O retrato das contradições
O lucro extraordinário do Banco do Brasil, de mais de R$ 10 bilhões, em 2009, e o constrangimento do presidente Lula da Silva em Cuba, dividem as atenções dos leitores nesta sexta-feira com a novela do “mensalão” no Distrito Federal.
Esse mosaico representa bem o país que aparece nos jornais todos os dias, mas oferece mais perguntas do que respostas para aqueles que ainda se questionam: que país é este?
O resultado do balanço do Banco do Brasil, segundo a imprensa, mostra que o governo acertou ao combater a crise financeira com a força do Estado.
No final de 2008, diante dos primeiros sinais de que os bancos privados estavam assustados com a quebradeira em Wall Street e iriam restringir o crédito, o governo decidiu reforçar o banco estatal, ampliando o crédito, adquirindo outras instituições e visando a nova classe média ascendente.
Os relatos da imprensa indicam que o Banco do Brasil conseguiu retomar o primeiro lugar, voltando a ser a maior instituição brasileira do setor, e ao mesmo tempo funcionou como amortecedor da crise, o que fez com que a banca privada também entrasse no jogo, ampliando o crédito.
A má sorte do presidente Lula da Silva, de estar em Havana exatamente no dia em que morreu o dissidente Orlando Zapata Tamayo, compete pela manchete com o balanço do Banco do Brasil.
Além de ter que se manifestar sobre assunto interno cubano, estando na condição de visitante, Lula se viu obrigado a explicar algumas contradições da diplomacia brasileira, que demonstrou enorme protagonismo no episódio do golpe de Estado em Honduras e se omite diante da repressão política em Cuba.
O noticiário desta sexta-feira se completa com a tentativa do governador licenciado do Distrito Federal, de ser libertado da cadeia com a promessa de não voltar ao cargo.
Nas palavras de seu advogado, José Roberto Arruda está tão “ressentido” que poderia até abandonar a carreira política.
Entre a patética “ameaça” do governador apanhado com a mão na boca da botija, o constrangimento internacional do presidente que até ontem era “o cara”, e a exuberância da economia nacional, os jornais pintam o retrato dessa grande complexidade chamada Brasil: o país que ainda tem que conviver com quadrilhas rastaqueras na política, que se deixam filmar com dinheiro nas meias, é o mesmo que emerge da crise como destaque na economia mundial mas não consegue usar sua liderança para exercer alguma influência em favor dos direitos humanos no continente.
A pergunta que fica nas entrelinhas: até onde o Brasil pode ir, arrastando essas contradições insustentáveis?
O ano que mal começa
Alberto Dines:
– Foi desastrosa e reveladora a declaração do líder cubano Raúl Castro aos repórteres que acompanham o presidente Lula a Cuba.
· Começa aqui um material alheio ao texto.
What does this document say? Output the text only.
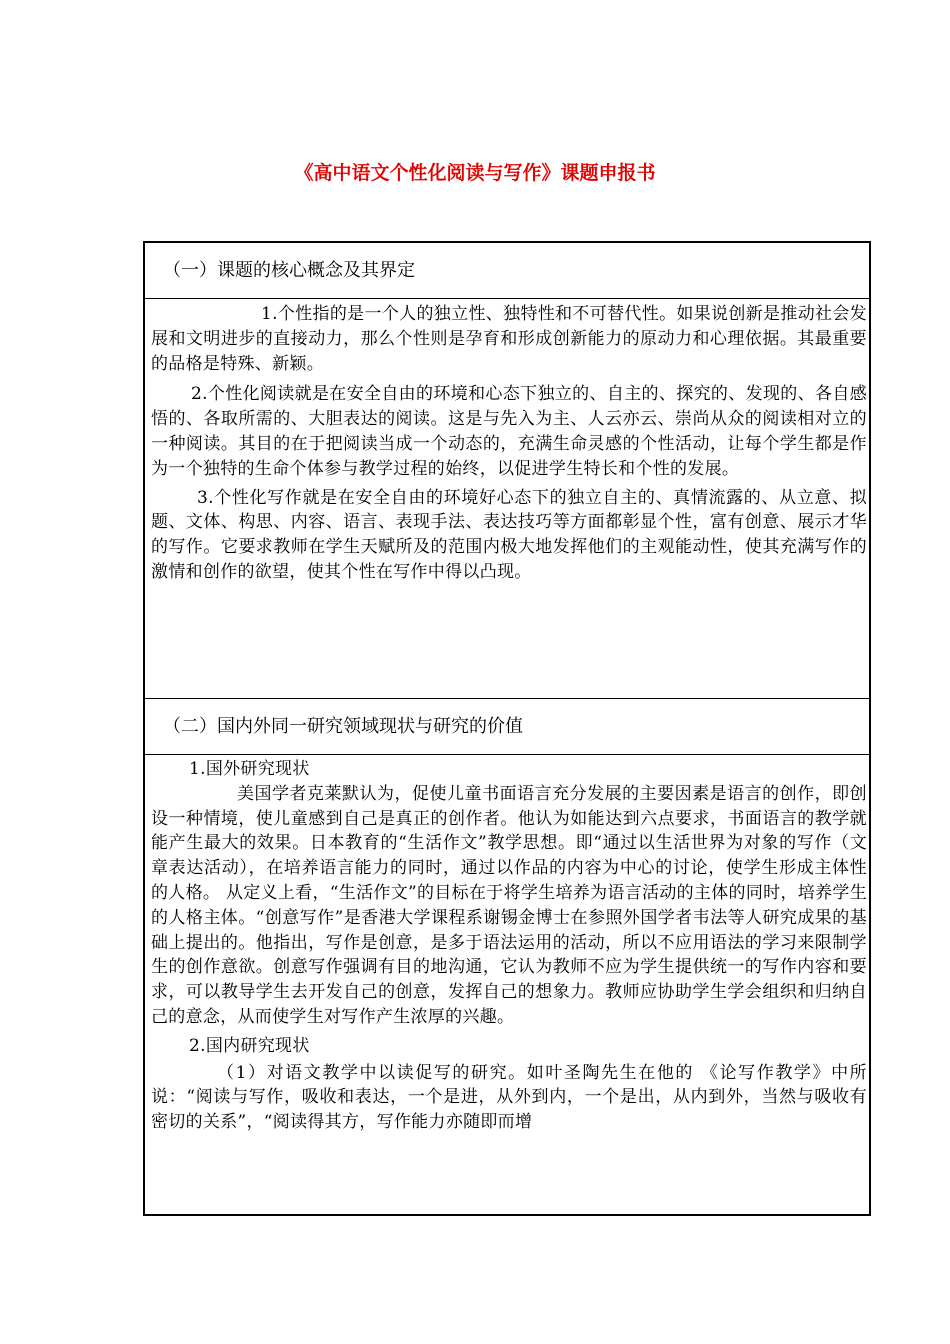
《高中语文个性化阅读与写作》课题申报书
（一）课题的核心概念及其界定

1.个性指的是一个人的独立性、独特性和不可替代性。如果说创新是推动社会发展和文明进步的直接动力，那么个性则是孕育和形成创新能力的原动力和心理依据。其最重要的品格是特殊、新颖。

2.个性化阅读就是在安全自由的环境和心态下独立的、自主的、探究的、发现的、各自感悟的、各取所需的、大胆表达的阅读。这是与先入为主、人云亦云、崇尚从众的阅读相对立的一种阅读。其目的在于把阅读当成一个动态的，充满生命灵感的个性活动，让每个学生都是作为一个独特的生命个体参与教学过程的始终，以促进学生特长和个性的发展。

3.个性化写作就是在安全自由的环境好心态下的独立自主的、真情流露的、从立意、拟题、文体、构思、内容、语言、表现手法、表达技巧等方面都彰显个性，富有创意、展示才华的写作。它要求教师在学生天赋所及的范围内极大地发挥他们的主观能动性，使其充满写作的激情和创作的欲望，使其个性在写作中得以凸现。

（二）国内外同一研究领域现状与研究的价值

1.国外研究现状

美国学者克莱默认为，促使儿童书面语言充分发展的主要因素是语言的创作，即创设一种情境，使儿童感到自己是真正的创作者。他认为如能达到六点要求，书面语言的教学就能产生最大的效果。日本教育的“生活作文”教学思想。即“通过以生活世界为对象的写作（文章表达活动），在培养语言能力的同时，通过以作品的内容为中心的讨论，使学生形成主体性的人格。 从定义上看，“生活作文”的目标在于将学生培养为语言活动的主体的同时，培养学生的人格主体。“创意写作”是香港大学课程系谢锡金博士在参照外国学者韦法等人研究成果的基础上提出的。他指出，写作是创意，是多于语法运用的活动，所以不应用语法的学习来限制学生的创作意欲。创意写作强调有目的地沟通，它认为教师不应为学生提供统一的写作内容和要求，可以教导学生去开发自己的创意，发挥自己的想象力。教师应协助学生学会组织和归纳自己的意念，从而使学生对写作产生浓厚的兴趣。

2.国内研究现状

（1）对语文教学中以读促写的研究。如叶圣陶先生在他的 《论写作教学》中所说：“阅读与写作，吸收和表达，一个是进，从外到内，一个是出，从内到外，当然与吸收有密切的关系”，“阅读得其方，写作能力亦随即而增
Embora a greve de fome que levou à morte do dissidente Orlando Zapata tivesse começado há 85 dias e o seu estado de saúde tivesse se agravado há 10 dias, o sucessor de Fidel não esperava que o desenlace pudesse coincidir com a vista do presidente brasileiro acompanhado por uma comitiva de jornalistas de Brasília. Geralmente tranqüilo, desta vez Raúl Castro parecia nervoso e estressado. Nem esperou pelas perguntas, foi logo falando e meteu os pés pelas mãos. Culpou o embargo imposto pelos Estados Unidos, esquecido de que dias antes haviam começado as negociações diretas entre os dois países. E sequer recorreu ao bordão de que Cuba goza de ampla liberdade; ao contrário, admitiu claramente a censura ao afirmar que “aqui não há máxima liberdade de expressão, mas se os Estados Unidos nos deixarem em paz, poderá haver.” E não contente investiu indiretamente contra os jornais ali representados condenando aquela imprensa que “só publica o que os donos querem”. O presidente Lula é um sortudo e, além disso, sabe melhor do que ninguém como reverter uma situação incômoda. Desta vez, porém, também ele foi envolvido pela maré negativa produzida pela morte do dissidente cubano. Prova disso foi o áspero editorial publicado ontem pelo importante diário espanhol El País criticando nosso governo pela condescendência com que trata o regime cubano, principalmente na área dos direitos humanos. O jornal acrescenta que o episódio representa um teste decisivo para o presidente brasileiro. Se o ano no Brasil só começa depois do Carnaval, este 2010 anuncia-se cheio de surpresas.